BMW and Jaguar Land Rover agree that two car companies are better than one, at least when it comes to engineering future electric cars. The two automakers have announced a partnership to develop Electric Drive Units (EDUs) for the brands’ upcoming electrified vehicles.
- BMW and Jaguar are joining forces to develop next-gen electric drivetrains.
- The move is meant to streamline costs and accelerate new technology.
- Jaguar currently has one electric vehicle on sale in the U.S., the I-Pace SUV.
- BMW has several plug-in hybrid models on sale here, though only on full electric, the i3 hatchback.
The move is meant to minimize both the cost of research and development, as well as lower the price of parts that will be needed to bring these technologies to market. In other words, the two companies realize buying in bulk is better, particularly when stocking the shelves for future EV needs. While the R&D and costs are shared, each company will still build the subsequent EDUs at their own individual factories.
“The pace of change and consumer interest in electrified vehicles is gathering real momentum and it’s essential we work across industry to advance the technologies required to deliver this exciting future,” said Jaguar Land Rover’s engineering director, Nick Rogers, in a press release announcing the agreement. “It was clear from discussions with BMW Group that both companies’ requirements for next generation EDUs to support this transition have significant overlap making for a mutually beneficial collaboration.”

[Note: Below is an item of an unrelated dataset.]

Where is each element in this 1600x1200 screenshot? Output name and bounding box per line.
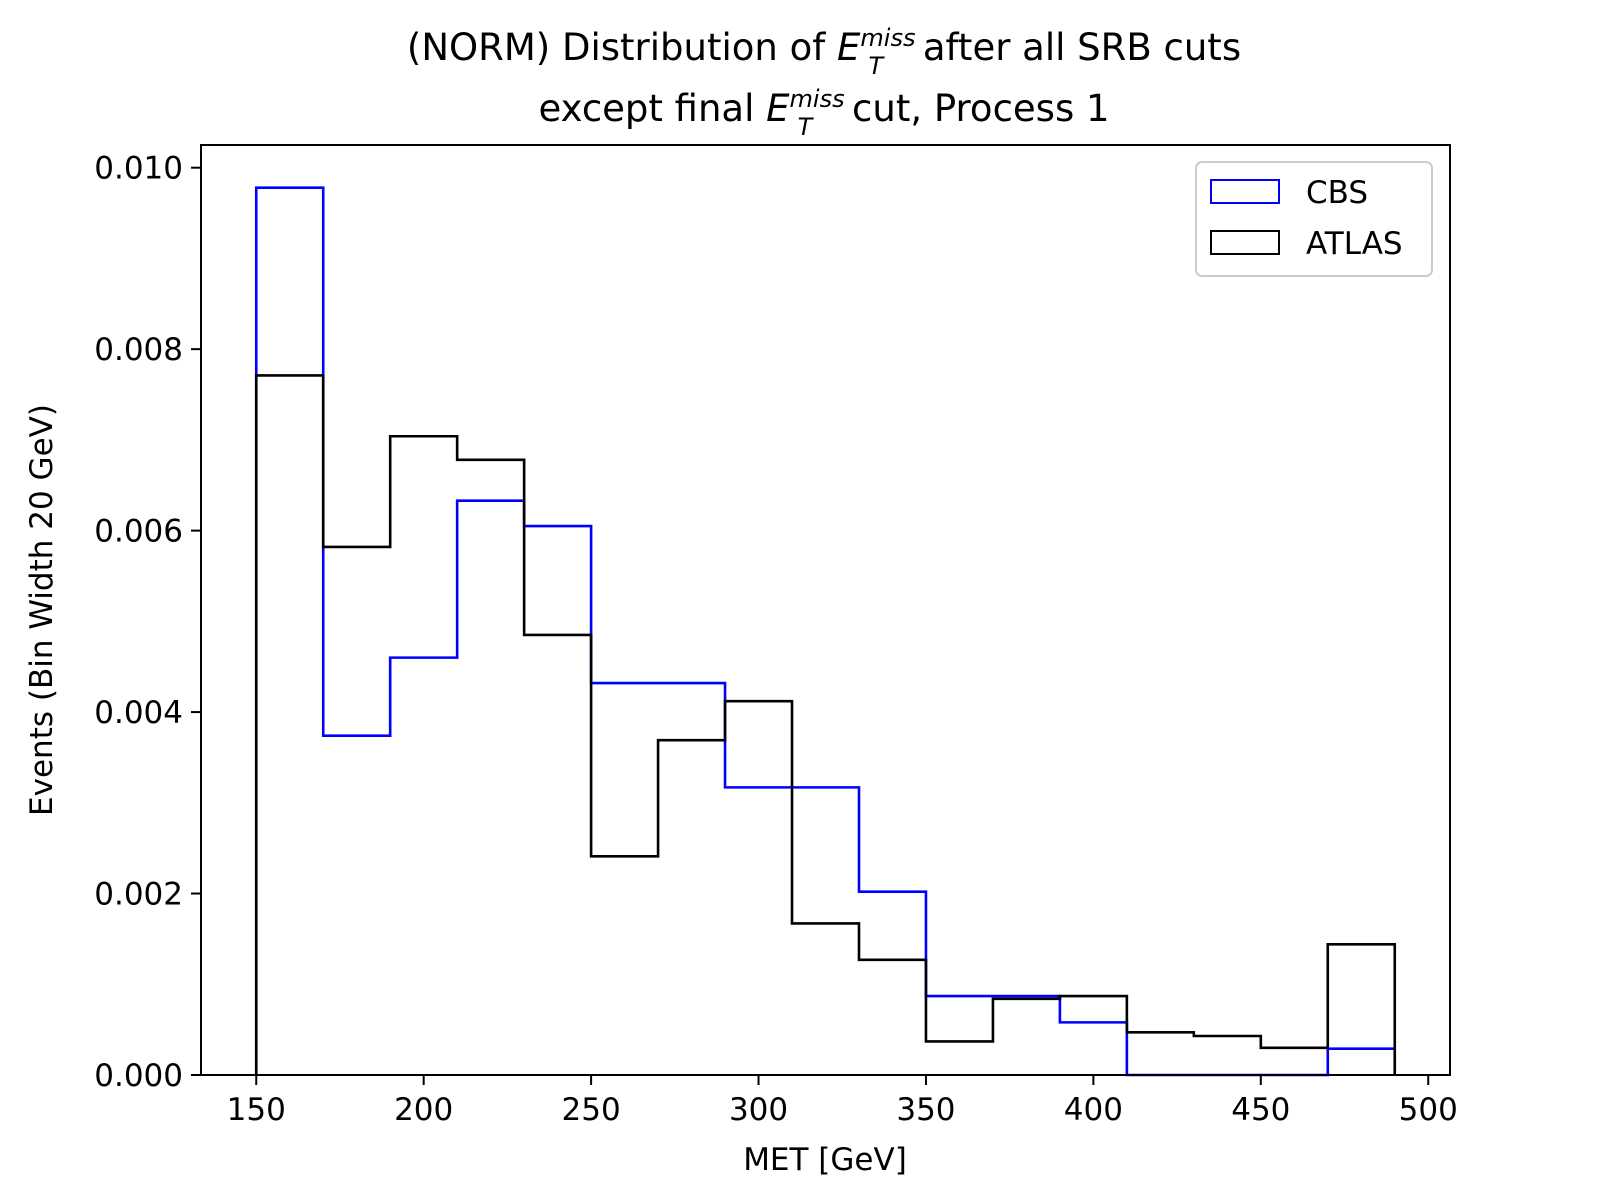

Nothing specific has been mentioned regarding the size, power output, or price point of these future electric drivetrains, or the EVs they will motivate. At the moment, there isn’t any overlap between the two automaker’s electric offerings here in the U.S. Right now, those total exactly two vehicles: The BMW i3 hatchback and the Jaguar I-Pace sport-utility.
Over at BMW, the i3 is available in both electric form, or with a gas-powered range extender that offers 200 miles of driving range. As for the purely electric version of the i3, it has range of 153 miles per charge, which is about the same as the current Nissan Leaf. Unfortunately, the BMW i3 carries a hefty price for a small city-car, with the base version starting at approximately $45,000 (excluding any federal or state tax incentives).
At Jaguar, the I-Pace sport-utility seats five and offers a total driving range of 234 miles. The price of the I-Pace, like the BMW i3, isn’t what you’d call cheap. The base model starts around $70,000, which puts this electric kitty out of reach for many mainstream EV shoppers. Still, the I-Pace is credited with having superb driving dynamics, strong and near-silent acceleration, and a classy cabin. The SUV shape also means there’s a handy 25 cubic feet of storage space behind the rear seats.